Lei se ne innamora, lui s'innamora di lei, i loro abbracci sono rischiosi,
segnati dalla precarietà, incontrollabili come la passione tra l'ufficiale
nazista Dirk Bogarde e la prigioniera del lager Charlotte Rampling nel 'Portiere
di notte' di Liliana Cavani. Le scene di sesso sono le migliori del film,
il primo che Ang Lee giri in Asia dopo dodici anni a Hollywood. L'empito
del desiderio non provoca disordine, ma una geometrica profonda unione dei
corpi. La fame reciproca non suscita movimenti sconnessi, ma una ricerca
dell'altro dolce e potente. Gli ordini brutali dell'uomo, l'obbedienza remissiva
della ragazza, sono un'ardente recita messa in opera per stimolare la passione.
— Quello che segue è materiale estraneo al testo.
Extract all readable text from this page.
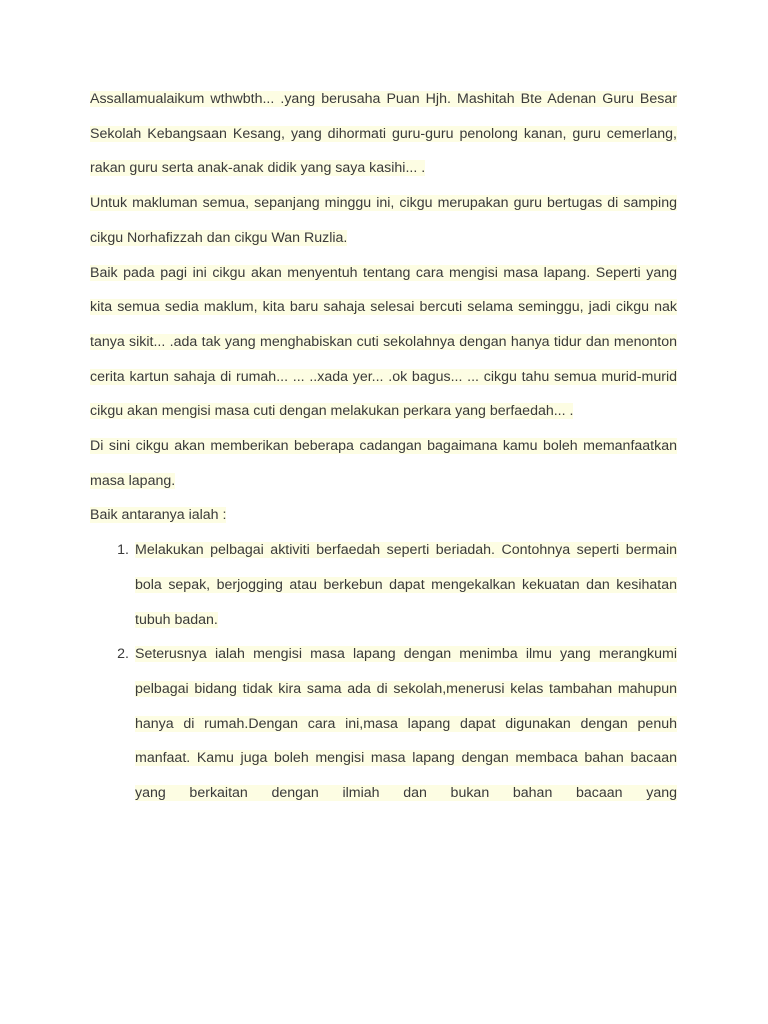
Assallamualaikum wthwbth... .yang berusaha Puan Hjh. Mashitah Bte Adenan Guru Besar Sekolah Kebangsaan Kesang, yang dihormati guru-guru penolong kanan, guru cemerlang, rakan guru serta anak-anak didik yang saya kasihi... .

Untuk makluman semua, sepanjang minggu ini, cikgu merupakan guru bertugas di samping cikgu Norhafizzah dan cikgu Wan Ruzlia.

Baik pada pagi ini cikgu akan menyentuh tentang cara mengisi masa lapang. Seperti yang kita semua sedia maklum, kita baru sahaja selesai bercuti selama seminggu, jadi cikgu nak tanya sikit... .ada tak yang menghabiskan cuti sekolahnya dengan hanya tidur dan menonton cerita kartun sahaja di rumah... ... ..xada yer... .ok bagus... ... cikgu tahu semua murid-murid cikgu akan mengisi masa cuti dengan melakukan perkara yang berfaedah... .

Di sini cikgu akan memberikan beberapa cadangan bagaimana kamu boleh memanfaatkan masa lapang.

Baik antaranya ialah :

1. Melakukan pelbagai aktiviti berfaedah seperti beriadah. Contohnya seperti bermain bola sepak, berjogging atau berkebun dapat mengekalkan kekuatan dan kesihatan tubuh badan.
2. Seterusnya ialah mengisi masa lapang dengan menimba ilmu yang merangkumi pelbagai bidang tidak kira sama ada di sekolah,menerusi kelas tambahan mahupun hanya di rumah.Dengan cara ini,masa lapang dapat digunakan dengan penuh manfaat. Kamu juga boleh mengisi masa lapang dengan membaca bahan bacaan yang berkaitan dengan ilmiah dan bukan bahan bacaan yang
Nessuna variante, acrobazia o esercitazione sessuale. Nessuna freddezza,
nessuno slancio: una assimilazione reciproca forte, immaginabile e desiderabile
forse soltanto dall'ultra cinquantenne che è il regista.
Per il resto, 'Lussuria' è soprattutto un fastoso polpettone d'epoca
tratto da un romanzo di Eileen Cheng, una storia d'amore senza amore.